Propelled into the public eye by the 2010 film adaptation starring the remarkable talents of Keira Knightley, Carey Mulligan and Andrew Garfield, it was in fact the cinematic version of Never Let Me Go that first introduced me to the novel and drove me on to read the original text. Although a wonderfully heartbreaking film, silver screen embodiments tend to never have much on the written works that came before them and this was not an exception.
What starts as the childhood recollections of our protagonist, Kathy, soon turns into a fully fledged dystopian version of the England that I myself have been raised within. As we journey through the difficult teenage years into fully fledged adulthood, we experience Kathy's relationships alongside her, namely the power play that comprises her friendship with bestie Ruth and the admiration from afar of lifelong crush Tommy.
However, underneath these normalcies which, on their own, would amount only to an average storyline, is a very soft science fiction theme that pulls the reader directly into the ethical debates surrounding cloning and what constitutes a human life. Despite at first being seemingly raised within a pleasant, albeit protective, boarding school environment, it is quickly revealed to the reader that Kathy and her friends were purely created at the hand of man to become living organ donors. This dramatic twist is what shapes the novel into becoming a masterpiece, as author Ishiguro's subtle and graceful prose forces us to challenge our views about our own inherent mortality.
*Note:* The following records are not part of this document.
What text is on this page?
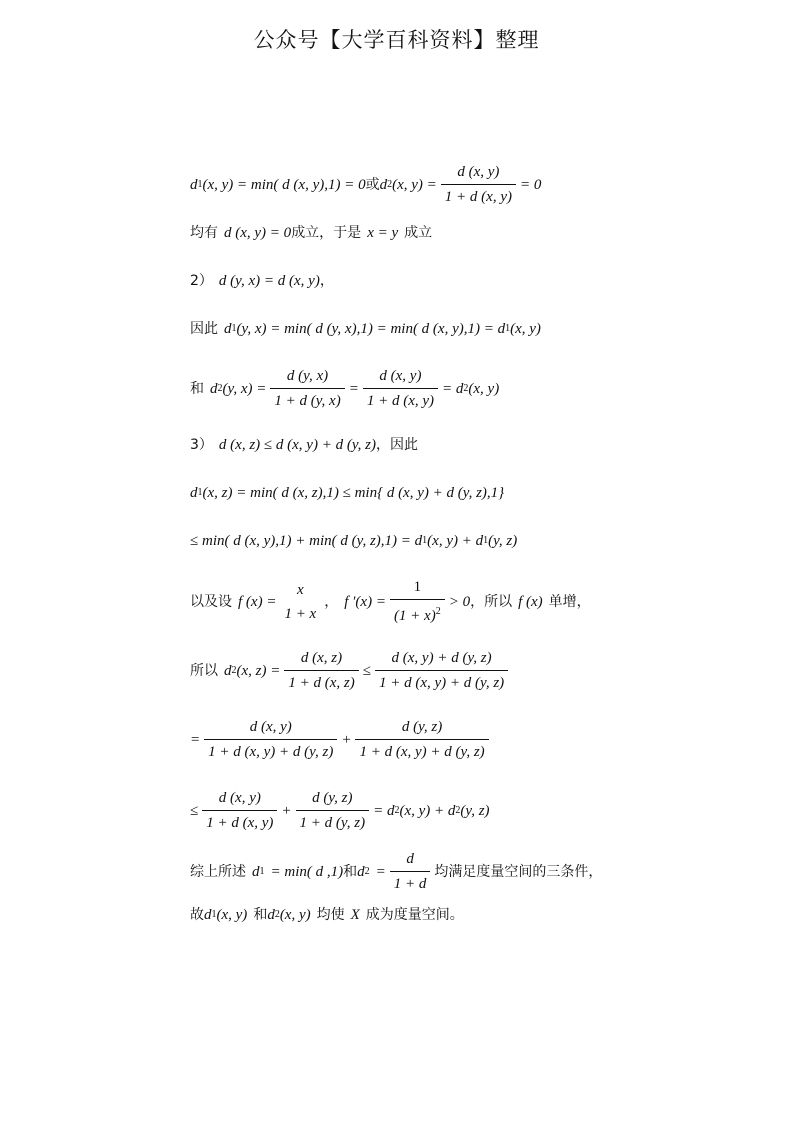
公众号【大学百科资料】整理
d 1 (x, y) = min( d (x, y),1) = 0 或 d 2 (x, $y) = \frac{d (x, y)}{1 + d (x, y)} = 0$
均有 d (x, y) = 0 成立，于是 x = y 成立
2） d (y, x) = d (x, y) ，
因此 d 1 (y, x) = min( d (y, x),1) = min( d (x, y),1) = d 1 (x, y)
和 d 2 (y, $x) = \frac{d (y, x)}{1 + d (y, x)} = \frac{d (x, y)}{1 + d (x, y)} = d$ 2 (x, y)
3） d (x, z) ≤ d (x, y) + d (y, z) ，因此
d 1 (x, z) = min( d (x, z),1) ≤ min{ d (x, y) + d (y, z),1}
≤ min( d (x, y),1) + min( d (y, z),1) = d 1 (x, y) + d 1 (y, z)
以及设 f (x) =
x
1 + x
， f $'(x) = \frac{1}{(1 + x)^2} > 0$ ，所以 f (x) 单增，
所以 d 2 (x, $z) = \frac{d (x, z)}{1 + d (x, z)} \le \frac{d (x, y) + d (y, z)}{1 + d (x, y) + d (y, z)}$
= $\frac{d (x, y)}{1 + d (x, y) + d (y, z)} + \frac{d (y, z)}{1 + d (x, y) + d (y, z)}$
≤ $\frac{d (x, y)}{1 + d (x, y)} + \frac{d (y, z)}{1 + d (y, z)} = d$ 2 (x, y) + d 2 (y, z)
综上所述 d 1 = min( d ,1) 和 d $2 = \frac{d}{1 + d}$ 均满足度量空间的三条件，
故 d 1 (x, y) 和 d 2 (x, y) 均使 X 成为度量空间。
If you seek out books with happily-ever-after endings, then perhaps Never Let Me Go is not the one for you. In Kathy's life, and indeed Tommy and Ruth's, happy endings cannot exist. Instead, the reader is led on the journey of the "other" in this particular book's universe, celebrating joy and experiencing pain in the same way they do: with the constant acknowledgement that nothing is permanent. Instead of a short smile before carrying on with the rest of their life, after reading the final page of this particular book it is impossible for the reader to not continue to think about what they have just finished. Utterly affecting and, at times, moving to tears, the fact at the characters do not ride off into the sunset together does not stop Never Let Me Go from being a necessity to read in order to recognise that life is both bleak and beautiful at the same time, and always destined to end the same way.